Today, we gravitate towards trying to optimise productivity and I’ve recently come to realise that I need to prioritise play as well for a good balance. (When was the last time we did something just because it was fun and not because it served a productive purpose? I was stumped when I was confronted with that question recently!)
Timeboxing is my main tactic for making sure that I find a balance with all these moving parts. I plan my week every Monday morning and use secondary calendars and color coded events to help me see, at a glance, what my week looks like.
I know, for example, that if I don’t have enough green in my calendar then I’ll need to make time that week to exercise because all my workouts are coded in green. A balanced month in my life is a colourful one.
Meditation and a gratitude practice helps me be more present and engaged in the other activities, so I’ve been trying to get back into a regular mindfulness practice.
5) What do you think are some of the best habits or routines that you’ve developed over the years to help you achieve success in your life?
Making sure that I spend at least one hour 5-6 days a week moving; yoga and strength training have really helped me learn to check out from work mode and compartmentalise.

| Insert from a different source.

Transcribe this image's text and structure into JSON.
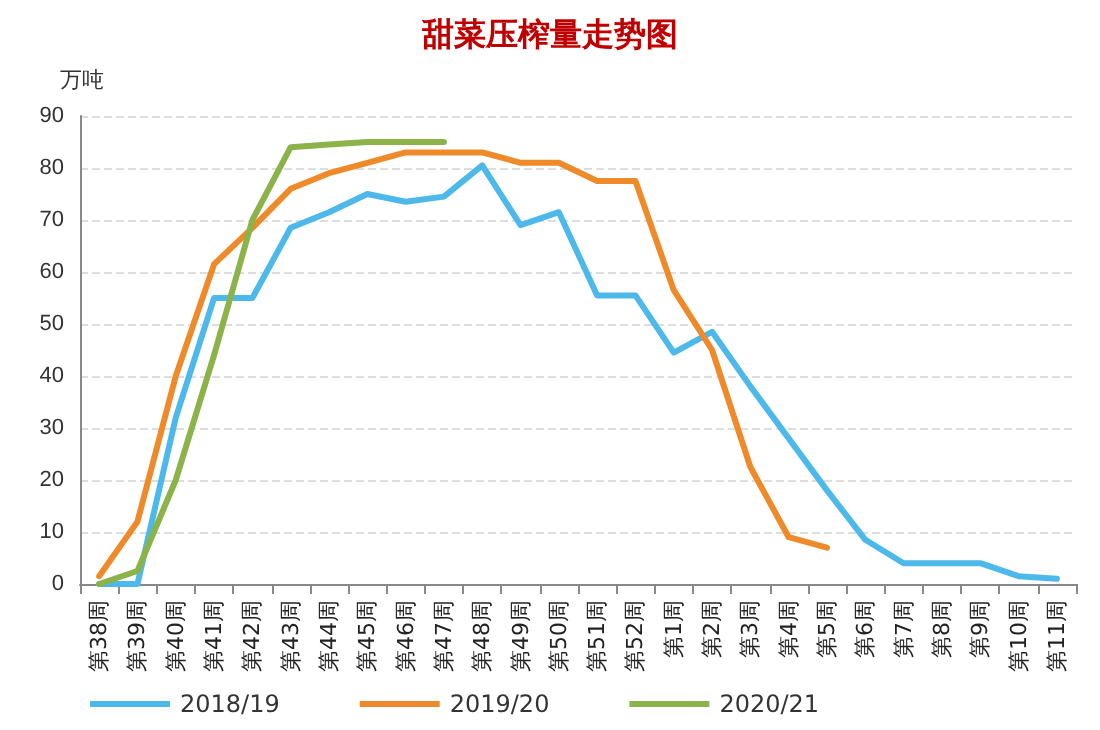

I used to have a meditation practice every morning before the pandemic brought on some life changes that I’ve had to work around. I remember feeling a lot more aligned and centred when that was a regular part of my day, so I’m trying to get back on track with that.
Weekends are 100% work-free and if I have to work, I take some time off during the weekday. Maintaining boundaries is super important especially when you work remotely, and I’ve learned the hard way to keep that as a priority. Just as recovery is as important as workout intensity for overall physical fitness, so is rest for a sustainable work life.
6) Do you have any favourite books, podcasts or newsletters that you’d like to recommend?
I love a good combination of fiction and non-fiction books. Anna Karenina (Leo Tolstoy), Persuasion (Jane Austen), and Any Human Heart (William Boyd) are three of my favourite literary works.
Mary Oliver’s poems are always a good idea. Daring Greatly (and everything by Brené Brown, really), The Fear Project by Jaimal Yogis, and Viktor Frankl’s Man’s Search for Meaning are some of my favourite non-fiction reads.
My all-time favourite podcast is Reply All by Gimlet Media. Always knocking it out of the park! Other ones on my regular rotation are Science Vs, On Being, Hackable?, Radiolab, and The School of Greatness, and any — absolutely, any — podcast interview with Esther Perel or Brené Brown.
7) What is the number one thing you do to make sure you get the most out of your day?
Timeboxing! It really helps when I have an overview of what my day or week looks like, and know when I’m doing what. My calendar is my extended mind and batch planning helps me reduce the need to think about what I need to do next each time.
However, I approach timeboxing gently by giving myself permission to rearrange things as I need to without feeling guilty.
8) If you could read an interview about work-life balance by anyone, who would that be?
How does Jacinda Arden do it? I’d love to find out.
9) Do you have any last thoughts on work, life or balance that you’d like to share with our readers?
Be kind to yourself. It’s a delicate, ever-evolving balance. What works today may not work tomorrow, so it’s okay to change your mind and do things differently.
Also, checking out (play) and checking in (mindfulness) are both important in keeping you in a healthy frame of mind to be your best self, so there’s always time for those.